L’enregistrement original de la pièce, datant de 1968, est récemment entré au National Recording Registry de la Bibliothèque du Congrès des États-Unis, qui réunit des enregistrements jugés significatifs selon des critères culturels, historiques ou esthétiques. Aussi important soit-il, celui-ci ne reflète pour autant que l’un des visages possibles de l’ouvrage, dont le caractère « ouvert » est l’une des données constitutives : « In C est un chef-d’œuvre non pas en tant que tel mais pour ce qu’il fait advenir », écrit Robert Carl dans la monographie qu’il lui consacre. Toujours aujourd’hui l’œuvre la plus connue du compositeur, elle est considérée comme la partition fondatrice du mouvement minimaliste. Sa remise en question des fonctionnements du langage musical ouvre une voie nouvelle aussi bien dans le sérail de la musique savante qu’en dehors.

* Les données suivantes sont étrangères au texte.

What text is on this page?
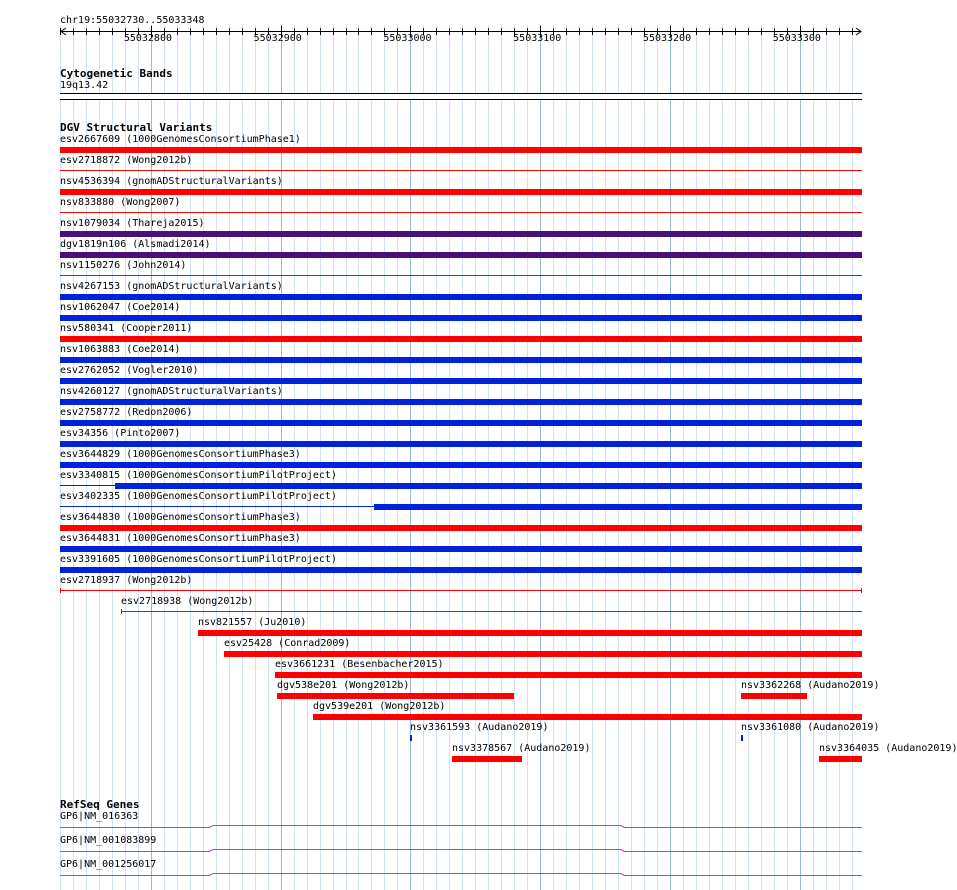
chr19:55032730..55033348
55032800	55032900	55033000	55033100	55033200	55033300
Cytogenetic Bands
19q13.42
DGV Structural Variants
esv2667609 (1000GenomesConsortiumPhase1)
esv2718872 (Wong2012b)
nsv4536394 (gnomADStructuralVariants)
nsv833880 (Wong2007)
nsv1079034 (Thareja2015)
dgv1819n106 (Alsmadi2014)
nsv1150276 (John2014)
nsv4267153 (gnomADStructuralVariants)
nsv1062047 (Coe2014)
nsv580341 (Cooper2011)
nsv1063883 (Coe2014)
esv2762052 (Vogler2010)
nsv4260127 (gnomADStructuralVariants)
esv2758772 (Redon2006)
esv34356 (Pinto2007)
esv3644829 (1000GenomesConsortiumPhase3)
esv3340815 (1000GenomesConsortiumPilotProject)
esv3402335 (1000GenomesConsortiumPilotProject)
esv3644830 (1000GenomesConsortiumPhase3)
esv3644831 (1000GenomesConsortiumPhase3)
esv3391605 (1000GenomesConsortiumPilotProject)
esv2718937 (Wong2012b)
esv2718938 (Wong2012b)
nsv821557 (Ju2010)
esv25428 (Conrad2009)
esv3661231 (Besenbacher2015)
dgv538e201 (Wong2012b)	nsv3362268 (Audano2019)
dgv539e201 (Wong2012b)
nsv3361593 (Audano2019)	nsv3361080 (Audano2019)
nsv3378567 (Audano2019)	nsv3364035 (Audano2019)
RefSeq Genes
GP6|NM_016363
GP6|NM_001083899
GP6|NM_001256017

La programmation thématique que consacre la Philharmonie, à l’occasion des soixante ans de sa naissance, à cette œuvre sans cesse renouvelée en envisage fort logiquement les résurgences et prolongements. Le DJ Joakim, fondateur du label Tigersushi et l’un des acteurs majeurs de la scène électronique française, offre une relecture façonnée par son esprit curieux et son sens de l’hybridation musicale. En réponse, Erwan Keravec propose le lendemain une version pour vingt musiciens, sonneurs de cornemuses et bombardes, créant un bagad contemporain dans lequel l’auditeur hypnotisé se retrouve comme immergé. Sasha Waltz élabore sa chorégraphie colorée en écho au processus artistique de la pièce de Riley, lui conférant par là une portée politique : « il s’agit de prendre des décisions seul.e et ensemble, de se connecter à l’autre, d’écouter, de se soutenir, de grandir ensemble, de se laisser de l’espace, de ressentir ce qui est nécessaire », explique-t-elle.